Mike Couto takes 1st and 2nd!!!! Congratulations!!!


----------



## bbb (Aug 31, 2009)

Have not heard yet about the AM other than 1st 2nd, good luck Mike and Pink, you two looked great this weekend!


----------



## Tom D (Jan 3, 2003)

Job well done Bart!!!!!

Congrats to Justin for a 3rd in the Q and a RJ to Charlie and Tucker
Great dogs, great work, Awesome rewards


----------



## labraiser (Feb 5, 2004)

Does anyone have the full pacement numbers from the Q?


----------



## Paula Richard (Jun 18, 2004)

Congrats to Mike Coutu and Onyx for first place in the AM and also congrats on your second place with Loppy along with a RJ in the open.

What a weekend!!!

yahoo!!

Paula


----------



## john fallon (Jun 20, 2003)

labraiser said:


> Does anyone have the full pacement numbers from the Q?

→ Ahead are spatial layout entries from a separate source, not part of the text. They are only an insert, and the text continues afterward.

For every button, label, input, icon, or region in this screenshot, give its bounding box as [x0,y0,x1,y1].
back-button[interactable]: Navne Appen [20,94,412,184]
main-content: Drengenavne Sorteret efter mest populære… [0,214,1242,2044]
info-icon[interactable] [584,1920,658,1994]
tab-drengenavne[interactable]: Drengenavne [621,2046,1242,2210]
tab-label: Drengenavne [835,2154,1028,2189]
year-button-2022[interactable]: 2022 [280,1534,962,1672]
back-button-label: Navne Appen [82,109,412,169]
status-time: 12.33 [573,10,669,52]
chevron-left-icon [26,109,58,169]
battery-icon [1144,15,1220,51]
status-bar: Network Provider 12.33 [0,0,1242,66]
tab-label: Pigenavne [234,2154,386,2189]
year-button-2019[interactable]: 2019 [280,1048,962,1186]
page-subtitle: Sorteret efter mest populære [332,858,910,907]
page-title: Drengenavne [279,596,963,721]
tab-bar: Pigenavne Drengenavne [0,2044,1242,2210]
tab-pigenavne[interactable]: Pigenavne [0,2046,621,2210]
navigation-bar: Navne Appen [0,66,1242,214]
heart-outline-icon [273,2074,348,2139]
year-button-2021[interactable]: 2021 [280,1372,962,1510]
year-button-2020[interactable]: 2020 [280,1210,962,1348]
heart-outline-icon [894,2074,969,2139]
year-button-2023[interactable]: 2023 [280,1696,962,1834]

22- Folly Cove's Cosmic Charlee ( Charlee ) Randy Bohn Virginia Sislane- First 
13- CK's Lone Star ( Loner ) Marion Boulton Stroud- Second 
4- Piney Glens Tonka JH( Luke ) Justin Aimone- Third 
16- Redgate's Citation ( Ticket ) Paul Brown, Karen Brown- Fourth 
23- Whiskey Creek's Mr Tucker ( Tucker ) Charlie DeMatteo- Reserve Jam 
14- Rebel Ridge Willie Wonka Do It ( Willie ) Jeff Lyons & Madelyn Yelton Jam 
21- Piankapank Petey ( Petey ) Jeffrey Stoneman Walter Bundy- Jam


----------



## JKOttman (Feb 3, 2004)

Final results (except for scratches) are up on RetrieverEntry.com. Will update scratches on Tuesday.


----------



## DAVEY (Oct 18, 2003)

On behalf of South Jersey Retriever club I would like to thank all our club members and workers for giving up their weekend and making our trial once again a success! I would also like to thank the land owners for allowing use of their property. All the judges did a great job!!! Thanks to all of them!!!! Congratulations to all of the handlers who placed and also thanks to all the handlers who came and ran their dogs to make this weekend such a pleasure.


----------



## David Barrow (Jun 14, 2005)

Thanks to: Davey, Josie, Don, Phyllis and all the workers, gunners, judges and land owners, you folks worked hard and put on a nice event.

David Barrow


----------



## MKaty Gutermuth (Aug 17, 2004)

Open Winner Ruby


----------